DocketNumber: 84-4203-C-1; CA A35436
Citation Numbers: 80 Or. App. 322, 722 P.2d 38, 1986 Ore. App. LEXIS 3115
Judges: Joseph, Richards, Richardson
Filed Date: 7/23/1986
Status: Precedential
Modified Date: 11/13/2024
Defendant appeals convictions for attempted murder, ORS 161.405, 163.115, assault in the first degree, ORS 163.185, and robbery in the first degree. ORS 164.415. The convictions arose from an incident in which defendant stabbed the victim with a knife while trying to steal money and property from him. The trial court sentenced defendant to 20 years in prison, with a 10-year minimum, on the attempted murder conviction and “merged” the assault conviction into the attempted murder only for the purposes of sentencing. It also sentenced him to 20 years in prison, with a 10-year minimum, on the robbery conviction, to run consecutively with the sentence on the other two convictions. Defendant assigns error to the trial court’s failure to merge the convictions for assault and robbery into a single conviction for attempted murder.
The state concedes that the trial court should have merged the assault conviction with the attempted murder conviction, because it relied on the same events to prove the assault and the attempted murder. State v. Lavender, 68 Or App 514, 682 P2d 823, rev den 297 Or 547 (1984). It argues that the attempted murder and robbery conviction are separate and should not be merged.
In State v. Fickes, 36 Or App 361, 584 P2d 770 (1978), we held that when the state relies on the same act to establish the use of physical force element of robbery and to prove attempted murder, the robbery conviction merges into the attempted murder conviction.
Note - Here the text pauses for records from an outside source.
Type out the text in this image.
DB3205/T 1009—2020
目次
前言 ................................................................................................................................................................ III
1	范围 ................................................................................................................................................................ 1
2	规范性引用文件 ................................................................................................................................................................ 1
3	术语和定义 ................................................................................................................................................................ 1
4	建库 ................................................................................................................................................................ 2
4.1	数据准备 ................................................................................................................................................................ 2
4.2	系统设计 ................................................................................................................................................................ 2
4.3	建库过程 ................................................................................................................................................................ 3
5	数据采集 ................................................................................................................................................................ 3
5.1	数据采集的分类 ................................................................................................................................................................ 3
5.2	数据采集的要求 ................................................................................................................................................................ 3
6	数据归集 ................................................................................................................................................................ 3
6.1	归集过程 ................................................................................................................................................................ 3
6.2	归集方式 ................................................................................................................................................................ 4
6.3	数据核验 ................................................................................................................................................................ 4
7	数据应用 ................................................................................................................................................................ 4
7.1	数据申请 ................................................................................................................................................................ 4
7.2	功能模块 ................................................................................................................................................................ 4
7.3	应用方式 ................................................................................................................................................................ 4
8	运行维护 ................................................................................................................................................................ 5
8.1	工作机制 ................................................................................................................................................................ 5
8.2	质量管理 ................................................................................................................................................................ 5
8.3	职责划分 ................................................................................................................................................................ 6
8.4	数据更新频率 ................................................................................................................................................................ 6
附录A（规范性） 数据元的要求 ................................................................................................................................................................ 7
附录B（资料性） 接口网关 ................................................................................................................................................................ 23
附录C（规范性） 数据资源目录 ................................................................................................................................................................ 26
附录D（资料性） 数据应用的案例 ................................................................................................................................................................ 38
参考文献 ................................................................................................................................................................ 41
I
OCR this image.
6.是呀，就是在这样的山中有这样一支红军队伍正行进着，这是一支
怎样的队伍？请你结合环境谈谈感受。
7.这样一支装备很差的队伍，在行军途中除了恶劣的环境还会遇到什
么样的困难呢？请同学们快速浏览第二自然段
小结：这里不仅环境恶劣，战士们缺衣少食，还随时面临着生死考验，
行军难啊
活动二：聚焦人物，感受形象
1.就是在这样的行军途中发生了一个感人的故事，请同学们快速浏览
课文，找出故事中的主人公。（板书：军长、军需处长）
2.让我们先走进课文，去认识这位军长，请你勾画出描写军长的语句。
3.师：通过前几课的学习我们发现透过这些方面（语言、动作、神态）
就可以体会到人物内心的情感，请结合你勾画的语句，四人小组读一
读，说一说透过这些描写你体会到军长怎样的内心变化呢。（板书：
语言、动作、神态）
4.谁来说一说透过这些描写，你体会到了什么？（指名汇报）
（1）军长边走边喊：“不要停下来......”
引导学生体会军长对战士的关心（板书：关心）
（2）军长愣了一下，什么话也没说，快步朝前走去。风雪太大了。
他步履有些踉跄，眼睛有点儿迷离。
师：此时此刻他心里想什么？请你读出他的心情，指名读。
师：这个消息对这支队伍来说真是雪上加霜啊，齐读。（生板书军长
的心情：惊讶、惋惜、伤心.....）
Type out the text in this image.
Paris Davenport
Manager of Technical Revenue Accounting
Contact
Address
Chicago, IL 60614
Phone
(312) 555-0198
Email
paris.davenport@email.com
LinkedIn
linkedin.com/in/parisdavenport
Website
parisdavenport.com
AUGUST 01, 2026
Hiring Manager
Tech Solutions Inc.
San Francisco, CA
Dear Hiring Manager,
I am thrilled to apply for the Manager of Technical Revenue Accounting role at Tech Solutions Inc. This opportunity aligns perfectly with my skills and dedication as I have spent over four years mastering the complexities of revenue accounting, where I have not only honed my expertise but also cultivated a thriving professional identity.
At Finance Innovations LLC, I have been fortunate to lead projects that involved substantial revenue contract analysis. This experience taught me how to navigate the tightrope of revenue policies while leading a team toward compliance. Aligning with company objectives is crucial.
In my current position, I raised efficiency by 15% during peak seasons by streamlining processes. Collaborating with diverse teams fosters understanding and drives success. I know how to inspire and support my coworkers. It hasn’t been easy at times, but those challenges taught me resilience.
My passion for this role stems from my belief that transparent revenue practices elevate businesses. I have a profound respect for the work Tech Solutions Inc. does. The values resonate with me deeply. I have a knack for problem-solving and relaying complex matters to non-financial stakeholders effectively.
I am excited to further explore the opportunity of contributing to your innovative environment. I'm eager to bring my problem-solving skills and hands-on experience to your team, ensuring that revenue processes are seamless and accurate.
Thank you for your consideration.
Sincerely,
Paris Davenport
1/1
The state relied on the stabbing to prove the use of physical force element of both robbery and attempted murder; under Fickes, defendant’s robbery conviction must be merged into his attempted murder conviction.
Remanded for entry of judgment of conviction for attempted murder only and for resentencing.
We do not address defendant’s other assignments of error, because he did not preserve them in the trial court.